Swappable (cppreference.com):
Many standard library functions (for example, many algorithms) expect their arguments to satisfy Swappable, which means that any time the standard library performs a swap, it uses the equivalent of using std::swap; swap(t, u);.
swap (www.cplusplus.com):
Many components of the standard library (within std) call swap in an unqualified manner to allow custom overloads for non-fundamental types to be called instead of this generic version: Custom overloads of swap declared in the same namespace as the type for which they are provided get selected through argument-dependent lookup over this generic version.

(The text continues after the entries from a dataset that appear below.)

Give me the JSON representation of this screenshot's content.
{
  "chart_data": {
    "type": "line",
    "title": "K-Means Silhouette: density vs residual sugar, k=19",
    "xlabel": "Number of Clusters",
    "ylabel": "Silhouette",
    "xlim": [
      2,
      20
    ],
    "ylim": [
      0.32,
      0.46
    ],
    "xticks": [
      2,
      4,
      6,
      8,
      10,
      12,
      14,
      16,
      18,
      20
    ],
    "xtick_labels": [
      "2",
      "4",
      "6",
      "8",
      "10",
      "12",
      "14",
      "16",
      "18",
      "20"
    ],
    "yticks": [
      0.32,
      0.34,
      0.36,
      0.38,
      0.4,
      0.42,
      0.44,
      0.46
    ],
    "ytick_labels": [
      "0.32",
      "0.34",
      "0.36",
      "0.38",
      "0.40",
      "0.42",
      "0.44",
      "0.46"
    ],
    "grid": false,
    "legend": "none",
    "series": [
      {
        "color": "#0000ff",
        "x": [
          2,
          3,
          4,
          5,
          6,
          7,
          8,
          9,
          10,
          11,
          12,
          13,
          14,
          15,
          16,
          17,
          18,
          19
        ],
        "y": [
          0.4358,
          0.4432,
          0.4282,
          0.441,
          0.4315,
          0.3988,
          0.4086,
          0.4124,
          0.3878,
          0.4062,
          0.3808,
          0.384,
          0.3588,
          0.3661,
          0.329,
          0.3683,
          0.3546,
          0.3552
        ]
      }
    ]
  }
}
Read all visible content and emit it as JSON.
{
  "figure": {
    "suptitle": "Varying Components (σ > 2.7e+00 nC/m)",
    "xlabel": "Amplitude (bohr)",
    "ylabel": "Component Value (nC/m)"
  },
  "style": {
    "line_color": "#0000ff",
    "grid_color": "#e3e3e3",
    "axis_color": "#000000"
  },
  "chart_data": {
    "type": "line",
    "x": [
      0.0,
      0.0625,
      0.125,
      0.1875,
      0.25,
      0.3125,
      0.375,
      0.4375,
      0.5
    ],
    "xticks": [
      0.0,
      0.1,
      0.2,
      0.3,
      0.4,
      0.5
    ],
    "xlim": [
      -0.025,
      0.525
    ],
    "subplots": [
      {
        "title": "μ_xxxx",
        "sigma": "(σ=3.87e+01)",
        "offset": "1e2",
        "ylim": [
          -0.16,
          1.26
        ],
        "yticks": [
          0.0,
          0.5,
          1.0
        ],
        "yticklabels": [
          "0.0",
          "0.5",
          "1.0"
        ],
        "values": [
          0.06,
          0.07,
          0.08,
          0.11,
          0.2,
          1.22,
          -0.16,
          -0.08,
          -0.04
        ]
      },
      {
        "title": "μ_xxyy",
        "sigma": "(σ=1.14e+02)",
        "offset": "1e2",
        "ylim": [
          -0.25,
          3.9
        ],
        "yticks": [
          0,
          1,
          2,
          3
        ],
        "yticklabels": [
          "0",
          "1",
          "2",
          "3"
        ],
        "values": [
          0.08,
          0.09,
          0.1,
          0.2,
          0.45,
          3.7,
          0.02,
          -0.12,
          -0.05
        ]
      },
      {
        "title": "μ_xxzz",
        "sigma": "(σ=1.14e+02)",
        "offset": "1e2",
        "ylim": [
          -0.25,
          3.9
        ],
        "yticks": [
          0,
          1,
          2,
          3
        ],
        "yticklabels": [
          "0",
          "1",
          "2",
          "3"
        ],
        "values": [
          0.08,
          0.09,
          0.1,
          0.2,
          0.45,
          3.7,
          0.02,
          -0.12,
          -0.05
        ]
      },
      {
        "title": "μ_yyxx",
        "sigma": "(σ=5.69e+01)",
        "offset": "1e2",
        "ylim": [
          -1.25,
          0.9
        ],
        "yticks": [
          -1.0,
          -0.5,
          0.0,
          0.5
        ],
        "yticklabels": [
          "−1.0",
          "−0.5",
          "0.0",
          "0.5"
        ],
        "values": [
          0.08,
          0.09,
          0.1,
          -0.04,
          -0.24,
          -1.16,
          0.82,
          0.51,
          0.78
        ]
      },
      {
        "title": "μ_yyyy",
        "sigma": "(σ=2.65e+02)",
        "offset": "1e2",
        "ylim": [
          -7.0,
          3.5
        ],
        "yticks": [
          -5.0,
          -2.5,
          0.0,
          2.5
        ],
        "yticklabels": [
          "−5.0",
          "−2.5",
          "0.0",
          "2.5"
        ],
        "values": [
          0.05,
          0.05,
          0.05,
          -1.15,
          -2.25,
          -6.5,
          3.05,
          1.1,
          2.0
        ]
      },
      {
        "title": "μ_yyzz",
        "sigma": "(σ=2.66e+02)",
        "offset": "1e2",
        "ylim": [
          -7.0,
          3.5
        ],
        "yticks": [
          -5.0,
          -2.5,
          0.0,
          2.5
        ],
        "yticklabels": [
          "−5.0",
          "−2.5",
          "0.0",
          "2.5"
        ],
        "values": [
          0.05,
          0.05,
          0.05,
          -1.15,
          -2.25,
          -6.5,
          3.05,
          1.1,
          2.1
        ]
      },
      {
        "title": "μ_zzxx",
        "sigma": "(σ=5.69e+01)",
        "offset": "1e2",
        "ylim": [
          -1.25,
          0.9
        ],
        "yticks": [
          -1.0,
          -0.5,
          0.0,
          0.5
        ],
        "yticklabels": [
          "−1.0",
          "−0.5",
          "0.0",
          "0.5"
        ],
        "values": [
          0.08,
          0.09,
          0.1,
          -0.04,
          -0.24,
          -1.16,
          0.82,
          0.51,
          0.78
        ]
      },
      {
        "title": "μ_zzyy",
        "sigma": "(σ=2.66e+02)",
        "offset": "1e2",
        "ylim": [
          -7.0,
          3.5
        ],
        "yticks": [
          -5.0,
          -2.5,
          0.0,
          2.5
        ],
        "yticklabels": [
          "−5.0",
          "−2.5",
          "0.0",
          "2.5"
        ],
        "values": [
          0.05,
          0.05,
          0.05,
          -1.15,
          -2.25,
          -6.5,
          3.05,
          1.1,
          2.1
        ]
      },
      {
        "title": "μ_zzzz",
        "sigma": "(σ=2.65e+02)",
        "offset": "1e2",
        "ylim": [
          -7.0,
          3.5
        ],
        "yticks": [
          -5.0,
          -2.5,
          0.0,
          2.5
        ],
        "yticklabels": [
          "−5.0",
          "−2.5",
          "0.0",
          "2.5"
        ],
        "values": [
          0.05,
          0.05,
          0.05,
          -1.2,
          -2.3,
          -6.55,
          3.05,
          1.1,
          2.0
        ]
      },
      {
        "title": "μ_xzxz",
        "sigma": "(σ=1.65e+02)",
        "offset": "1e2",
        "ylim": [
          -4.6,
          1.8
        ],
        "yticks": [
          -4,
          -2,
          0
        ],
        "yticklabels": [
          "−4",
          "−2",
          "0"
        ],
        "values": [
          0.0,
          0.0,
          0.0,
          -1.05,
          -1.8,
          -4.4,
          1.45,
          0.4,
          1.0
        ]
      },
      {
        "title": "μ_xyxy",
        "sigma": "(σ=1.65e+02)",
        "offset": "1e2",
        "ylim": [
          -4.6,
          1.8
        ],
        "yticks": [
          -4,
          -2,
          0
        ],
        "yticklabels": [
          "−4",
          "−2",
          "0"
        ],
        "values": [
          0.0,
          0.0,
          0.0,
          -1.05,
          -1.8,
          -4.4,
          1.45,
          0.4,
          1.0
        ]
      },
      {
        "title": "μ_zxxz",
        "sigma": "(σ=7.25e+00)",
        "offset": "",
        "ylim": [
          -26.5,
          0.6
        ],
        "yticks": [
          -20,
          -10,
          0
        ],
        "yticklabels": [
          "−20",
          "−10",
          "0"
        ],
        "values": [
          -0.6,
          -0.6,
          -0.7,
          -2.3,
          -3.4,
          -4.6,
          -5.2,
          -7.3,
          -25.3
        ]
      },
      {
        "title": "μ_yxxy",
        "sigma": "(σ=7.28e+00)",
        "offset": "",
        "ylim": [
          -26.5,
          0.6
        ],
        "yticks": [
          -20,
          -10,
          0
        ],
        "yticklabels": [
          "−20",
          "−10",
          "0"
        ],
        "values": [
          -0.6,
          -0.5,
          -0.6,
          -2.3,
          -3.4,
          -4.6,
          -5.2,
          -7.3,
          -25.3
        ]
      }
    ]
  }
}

But note that directly using the std::swap function for a user-defined class calls the generic version of std::swap instead of the user-defined swap:
my::object a, b;
std::swap(a, b); // calls std::swap, not my::swap
So it is recommended to call the swap function in user code in the same way as it is done in the standard library:
my::object a, b;
using std::swap;
swap(a, b); // calls my::swap if it is defined, or std::swap if it is not.